I didn’t know what she was talking about; explaining that I had a train to catch and couldn’t stay too long. She shook her head and explained that they looking for a certain number of men, and thought I would fit into the next group to be selected. I never discovered why she thought that, but she took my details, then guided me through the crowd to have a few photos taken. Afterwards, she said I would be contacted with more information on the production schedule.
Not really knowing what I was letting myself in for, I agreed a contract on what would turn out to be a very unexpected and rewarding, three months of film work.
My part as an extra was confirmed a few weeks later. I was to report early each morning to the Paint Hall in Belfast’s old shipyard overlooking Belfast Lough, where many of the great ships, including the Titanic, were once launched.
City of Ember, a production by Playtone, a Tom Hanks and Walden Media company, would star Saoirse Ronan, Tim Robbins and Bill Murray. The film is based on a science fiction children’s novel by the author, Jeanne DuPrau, and tells the story of Ember, a post-apocalyptic city and its population, situated deep underground. The electricity supply is failing and supplies are running low, threatening Ember with extinction. The core of the story is played out by two children who suspect there is a way out of the city to another world – which happens to be the Earth’s surface.
My own small (non-speaking) part was that of a shopkeeper who spends most of his time standing outside his shopfront door, overlooking a cobbled street, watching the people walk by towards the city centre. This included a scene where one of the children, played by Ronan, sprints past the shop, followed by a running cameraman wearing a Steadicam, a body-mounted camera, strapped to his chest, allowing him to keep his shots stable.
This scene was repeated several times, and little did I think I was witnessing the rise of a very talented and future international movie star.
Outside the shooting of the film, probably one of the most impressive aspects was the construction of the ‘City’ by highly-skilled, local craftsmen.
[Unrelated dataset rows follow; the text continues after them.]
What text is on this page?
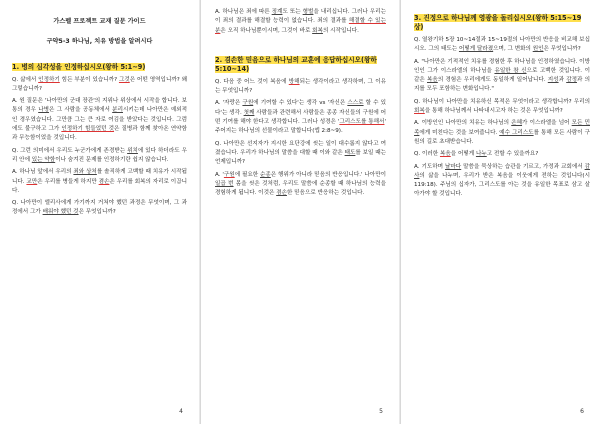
가스펠 프로젝트 교재 질문 가이드
구약5-3 하나님, 치유 방법을 알려시다
1. 병의 심각성을 인정하십시오(왕하 5:1~9)

Q. 삶에서 인정하기 힘든 부분이 있습니까? 그것은 어떤 영역입니까? 왜 그렇습니까?

A. 원 질문은 '나아만의 군대 장관'의 지위나 위상에서 시작을 합니다. 보통의 경우 나병은 그 사람을 공동체에서 분리시키는데 나아만은 예외적인 경우였습니다. 그만큼 그는 큰 자로 여김을 받았다는 것입니다. 그럼에도 불구하고 그가 인정하기 힘들었던 것은 질병과 함께 찾아온 연약함과 무능함이었을 것입니다.

Q. 그런 의미에서 우리도 누군가에게 존경받는 위치에 있다 하더라도 우리 안에 있는 약함이나 숨겨진 문제를 인정하기란 쉽지 않습니다.

A. 하나님 앞에서 우리의 죄와 상처를 솔직하게 고백할 때 치유가 시작됩니다. 교만은 우리를 병들게 하지만 겸손은 우리를 회복의 자리로 이끕니다.

Q. 나아만이 엘리사에게 가기까지 거쳐야 했던 과정은 무엇이며, 그 과정에서 그가 배워야 했던 것은 무엇입니까?

4

A. 하나님은 죄에 따른 징계도 또는 형벌을 내리십니다. 그러나 우리는 이 죄의 결과를 해결할 능력이 없습니다. 죄의 결과를 해결할 수 있는 분은 오직 하나님뿐이시며, 그것이 바로 회복의 시작입니다.

2. 겸손한 믿음으로 하나님의 교훈에 응답하십시오(왕하 5:10~14)

Q. 다음 중 어느 것이 복음에 방해되는 생각이라고 생각하며, 그 이유는 무엇입니까?

A. '자랑은 구원에 기여할 수 있다'는 생각 vs '자신은 스스로 할 수 있다'는 생각. 첫째 사람들과 관련해서 사람들은 종종 자신들의 구원에 어떤 기여를 해야 한다고 생각합니다. 그러나 성경은 '그리스도를 통해서' 주어지는 하나님의 선물이라고 말합니다(엡 2:8~9).

Q. 나아만은 선지자가 지시한 요단강에 씻는 일이 대수롭지 않다고 여겼습니다. 우리가 하나님의 말씀을 대할 때 이와 같은 태도를 보일 때는 언제입니까?

A. '구원에 필요한 순종은 행위가 아니라 믿음의 반응입니다.' 나아만이 일곱 번 몸을 씻은 것처럼, 우리도 말씀에 순종할 때 하나님의 능력을 경험하게 됩니다. 이것은 겸손한 믿음으로 반응하는 것입니다.

5
3. 진정으로 하나님께 영광을 돌리십시오(왕하 5:15~19상)

Q. 열왕기하 5장 10~14절과 15~19절의 나아만의 반응을 비교해 보십시오. 그의 태도는 어떻게 달라졌으며, 그 변화의 원인은 무엇입니까?

A. "나아만은 기적적인 치유를 경험한 후 하나님을 인정하였습니다. 이방인인 그가 이스라엘의 하나님을 유일한 참 신으로 고백한 것입니다. 이 같은 복음의 경험은 우리에게도 동일하게 일어납니다. 지성과 감정과 의지를 모두 포함하는 변화입니다."

Q. 하나님이 나아만을 치유하신 목적은 무엇이라고 생각합니까? 우리의 회복을 통해 하나님께서 나타내시고자 하는 것은 무엇입니까?

A. 이방인인 나아만의 치유는 하나님의 은혜가 이스라엘을 넘어 모든 민족에게 미친다는 것을 보여줍니다. 예수 그리스도를 통해 모든 사람이 구원의 길로 초대받습니다.

Q. 이러한 복음을 어떻게 나누고 전할 수 있을까요?

A. 기도하며 날마다 말씀을 묵상하는 습관을 기르고, 가정과 교회에서 감사의 삶을 나누며, 우리가 받은 복음을 이웃에게 전하는 것입니다(시 119:18). 주님의 십자가, 그리스도를 아는 것을 유일한 목표로 삼고 살아가야 할 것입니다.

6
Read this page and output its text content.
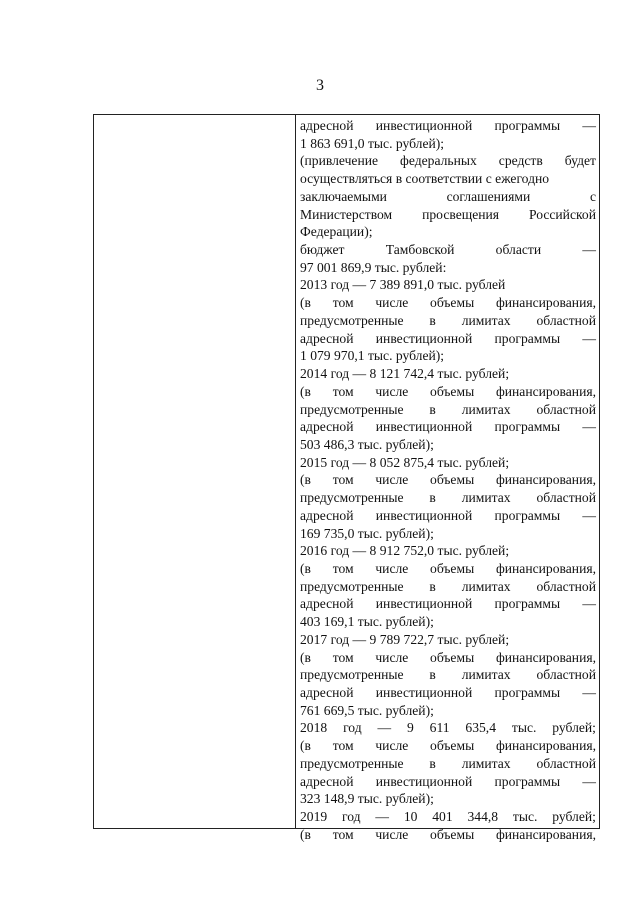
3
адресной инвестиционной программы —
1 863 691,0 тыс. рублей);
(привлечение федеральных средств будет
осуществляться в соответствии с ежегодно
заключаемыми	соглашениями	с
Министерством просвещения Российской
Федерации);
бюджет	Тамбовской	области	—
97 001 869,9 тыс. рублей:
2013 год — 7 389 891,0 тыс. рублей
(в том числе объемы финансирования,
предусмотренные в лимитах областной
адресной инвестиционной программы —
1 079 970,1 тыс. рублей);
2014 год — 8 121 742,4 тыс. рублей;
(в том числе объемы финансирования,
предусмотренные в лимитах областной
адресной инвестиционной программы —
503 486,3 тыс. рублей);
2015 год — 8 052 875,4 тыс. рублей;
(в том числе объемы финансирования,
предусмотренные в лимитах областной
адресной инвестиционной программы —
169 735,0 тыс. рублей);
2016 год — 8 912 752,0 тыс. рублей;
(в том числе объемы финансирования,
предусмотренные в лимитах областной
адресной инвестиционной программы —
403 169,1 тыс. рублей);
2017 год — 9 789 722,7 тыс. рублей;
(в том числе объемы финансирования,
предусмотренные в лимитах областной
адресной инвестиционной программы —
761 669,5 тыс. рублей);
2018 год — 9 611 635,4 тыс. рублей;
(в том числе объемы финансирования,
предусмотренные в лимитах областной
адресной инвестиционной программы —
323 148,9 тыс. рублей);
2019 год — 10 401 344,8 тыс. рублей;
(в том числе объемы финансирования,
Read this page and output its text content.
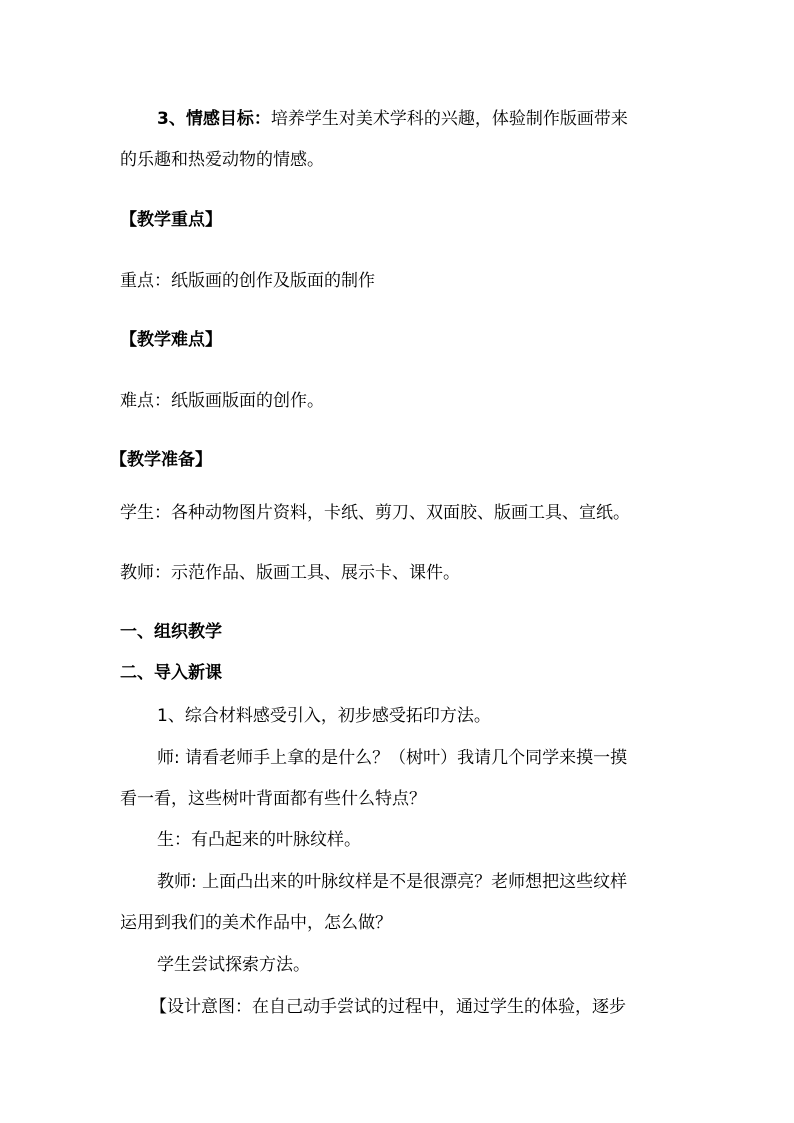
3、情感目标：培养学生对美术学科的兴趣，体验制作版画带来
的乐趣和热爱动物的情感。
【教学重点】
重点：纸版画的创作及版面的制作
【教学难点】
难点：纸版画版面的创作。
【教学准备】
学生：各种动物图片资料，卡纸、剪刀、双面胶、版画工具、宣纸。
教师：示范作品、版画工具、展示卡、课件。
一、组织教学
二、导入新课
1、综合材料感受引入，初步感受拓印方法。
师: 请看老师手上拿的是什么？（树叶）我请几个同学来摸一摸
看一看，这些树叶背面都有些什么特点？
生：有凸起来的叶脉纹样。
教师: 上面凸出来的叶脉纹样是不是很漂亮？老师想把这些纹样
运用到我们的美术作品中，怎么做？
学生尝试探索方法。
【设计意图：在自己动手尝试的过程中，通过学生的体验，逐步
Complete with Dickensian-old-style buildings and cobbled streets, beautifully created inside a huge, abandoned, old building, originally meant for the painting of ships, it was hard to believe Ember was all make-believe.
I had a wonderful time during my involvement with City of Ember, but sad to say, any shots of myself ended up on the cutting room floor. I was not meant for stardom, but I do retain some great memories of my connection with the movie business.